Siedzący sposób życia stanowi zagrożenie dla całego naszego zdrowia. Dla większości z nas ćwiczenia są najlepszym wyjściem, aby zapobiec dolegliwościom. Mimo to mamy zaufanie do zalewających nas raportów medycznych, które ostrzegają przed niebezpieczeństwem nadwyżki cholesterolu, wysokotłuszczowych diet, paleniem i innymi niezliczonymi medycznymi zagrożeniami.
Mówi się o gimnastyce z punktu widzenia leczenia, ale jest ona stosowana na ogół dopiero po wyleczeniu choroby.
Amerykanie nie mogą się nadziwić, że w innych krajach, gdzie papierosy pali o wiele więcej ludzi i gdzie większe jest spożycie tłuszczów, nie ma aż tak wielu problemów z chorobami serca. Dlaczego? Myślę, że w tamtych krajach ludzie są bardziej aktywni fizycznie niż w Ameryce. Jest to jedyne wytłumaczenie tego paradoksu.
Wiele ważnych badań potwierdza ten pogląd.
Naukowcy odkryli, że liczba zachorowań na serce jest największa na Syberii i w Finlandii – aż osiem razy wyższa niż w Chinach. Stany Zjednoczone znajdują się gdzieś w środku tej skali, ale u nas notuje się dwa razy większą śmiertelność spowodowaną chorobą wieńcową niż w krajach takich, jak Francja, Włochy i Hiszpania.
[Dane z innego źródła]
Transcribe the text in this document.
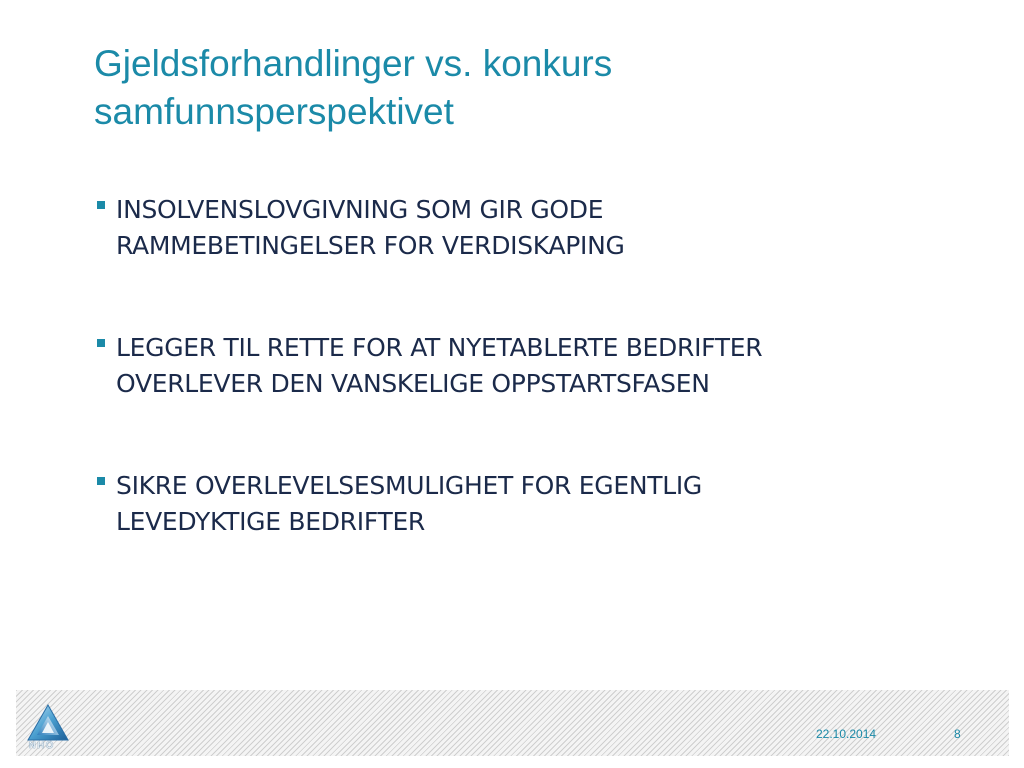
Gjeldsforhandlinger vs. konkurs
samfunnsperspektivet
INSOLVENSLOVGIVNING SOM GIR GODE
RAMMEBETINGELSER FOR VERDISKAPING
LEGGER TIL RETTE FOR AT NYETABLERTE BEDRIFTER
OVERLEVER DEN VANSKELIGE OPPSTARTSFASEN
SIKRE OVERLEVELSESMULIGHET FOR EGENTLIG
LEVEDYKTIGE BEDRIFTER
NHO
22.10.2014	8
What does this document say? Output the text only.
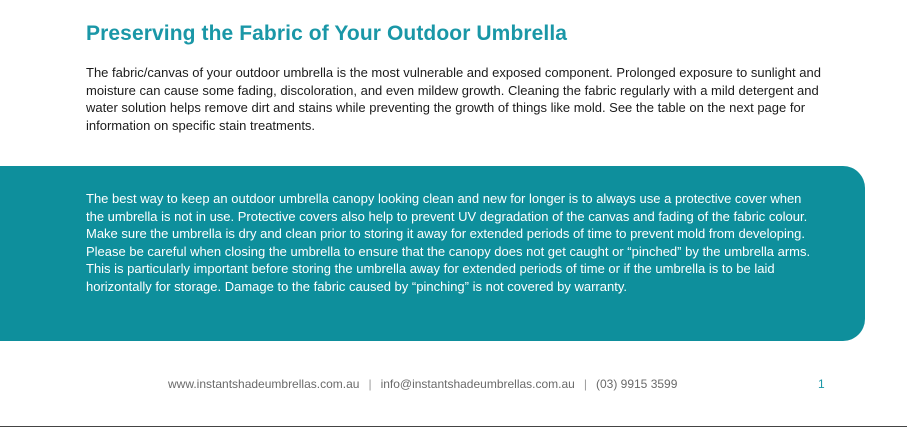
Preserving the Fabric of Your Outdoor Umbrella

The fabric/canvas of your outdoor umbrella is the most vulnerable and exposed component. Prolonged exposure to sunlight and moisture can cause some fading, discoloration, and even mildew growth. Cleaning the fabric regularly with a mild detergent and water solution helps remove dirt and stains while preventing the growth of things like mold. See the table on the next page for information on specific stain treatments.

The best way to keep an outdoor umbrella canopy looking clean and new for longer is to always use a protective cover when the umbrella is not in use. Protective covers also help to prevent UV degradation of the canvas and fading of the fabric colour. Make sure the umbrella is dry and clean prior to storing it away for extended periods of time to prevent mold from developing. Please be careful when closing the umbrella to ensure that the canopy does not get caught or “pinched” by the umbrella arms. This is particularly important before storing the umbrella away for extended periods of time or if the umbrella is to be laid horizontally for storage. Damage to the fabric caused by “pinching” is not covered by warranty.

www.instantshadeumbrellas.com.au | info@instantshadeumbrellas.com.au | (03) 9915 3599	1
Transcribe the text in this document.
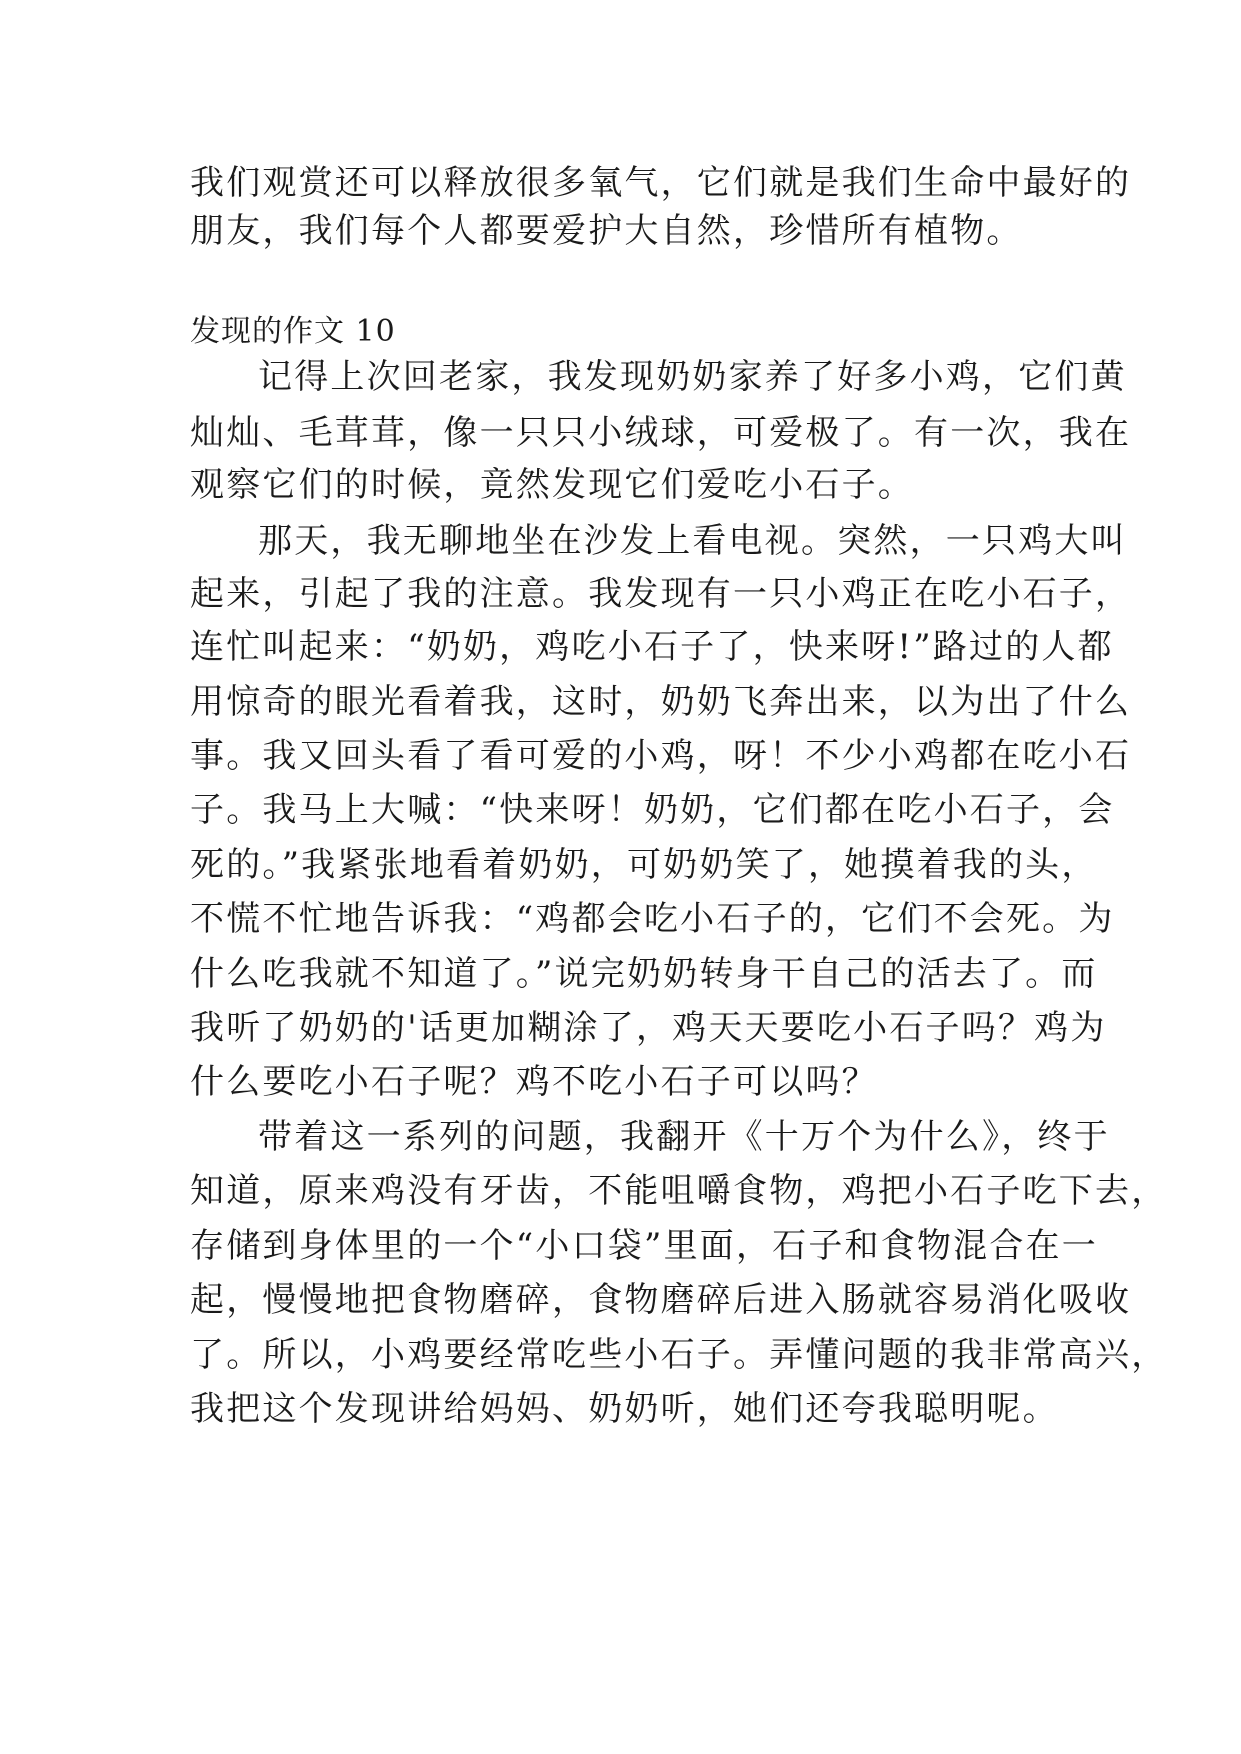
我们观赏还可以释放很多氧气，它们就是我们生命中最好的
朋友，我们每个人都要爱护大自然，珍惜所有植物。
发现的作文 10
记得上次回老家，我发现奶奶家养了好多小鸡，它们黄
灿灿、毛茸茸，像一只只小绒球，可爱极了。有一次，我在
观察它们的时候，竟然发现它们爱吃小石子。
那天，我无聊地坐在沙发上看电视。突然，一只鸡大叫
起来，引起了我的注意。我发现有一只小鸡正在吃小石子，
连忙叫起来：“奶奶，鸡吃小石子了，快来呀!”路过的人都
用惊奇的眼光看着我，这时，奶奶飞奔出来，以为出了什么
事。我又回头看了看可爱的小鸡，呀！不少小鸡都在吃小石
子。我马上大喊：“快来呀！奶奶，它们都在吃小石子，会
死的。”我紧张地看着奶奶，可奶奶笑了，她摸着我的头，
不慌不忙地告诉我：“鸡都会吃小石子的，它们不会死。为
什么吃我就不知道了。”说完奶奶转身干自己的活去了。而
我听了奶奶的'话更加糊涂了，鸡天天要吃小石子吗？鸡为
什么要吃小石子呢？鸡不吃小石子可以吗？
带着这一系列的问题，我翻开《十万个为什么》，终于
知道，原来鸡没有牙齿，不能咀嚼食物，鸡把小石子吃下去，
存储到身体里的一个“小口袋”里面，石子和食物混合在一
起，慢慢地把食物磨碎，食物磨碎后进入肠就容易消化吸收
了。所以，小鸡要经常吃些小石子。弄懂问题的我非常高兴，
我把这个发现讲给妈妈、奶奶听，她们还夸我聪明呢。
Francuzi jedzą tyle samo tłuszczów zwierzęcych co Amerykanie, palą więcej i piją dużo więcej wina. Niższą liczbę zachorowań na chorobę wieńcową wśród Francuzów lubimy przypisywać konsumpcji wina lub jakiejś tajemniczej substancji zawartej w winie, a przeciwdziałającej skutkom palenia i spożywania tłuszczów nasyconych. Amerykanie mają skłonność do szukania łatwych rozwiązań. Taką łatwą odpowiedzią może być wino. Ja jednak nie wierzę, że jest to właściwa odpowiedź. Myślę, że problem nadal sprowadza się do sprawy gimnastyki.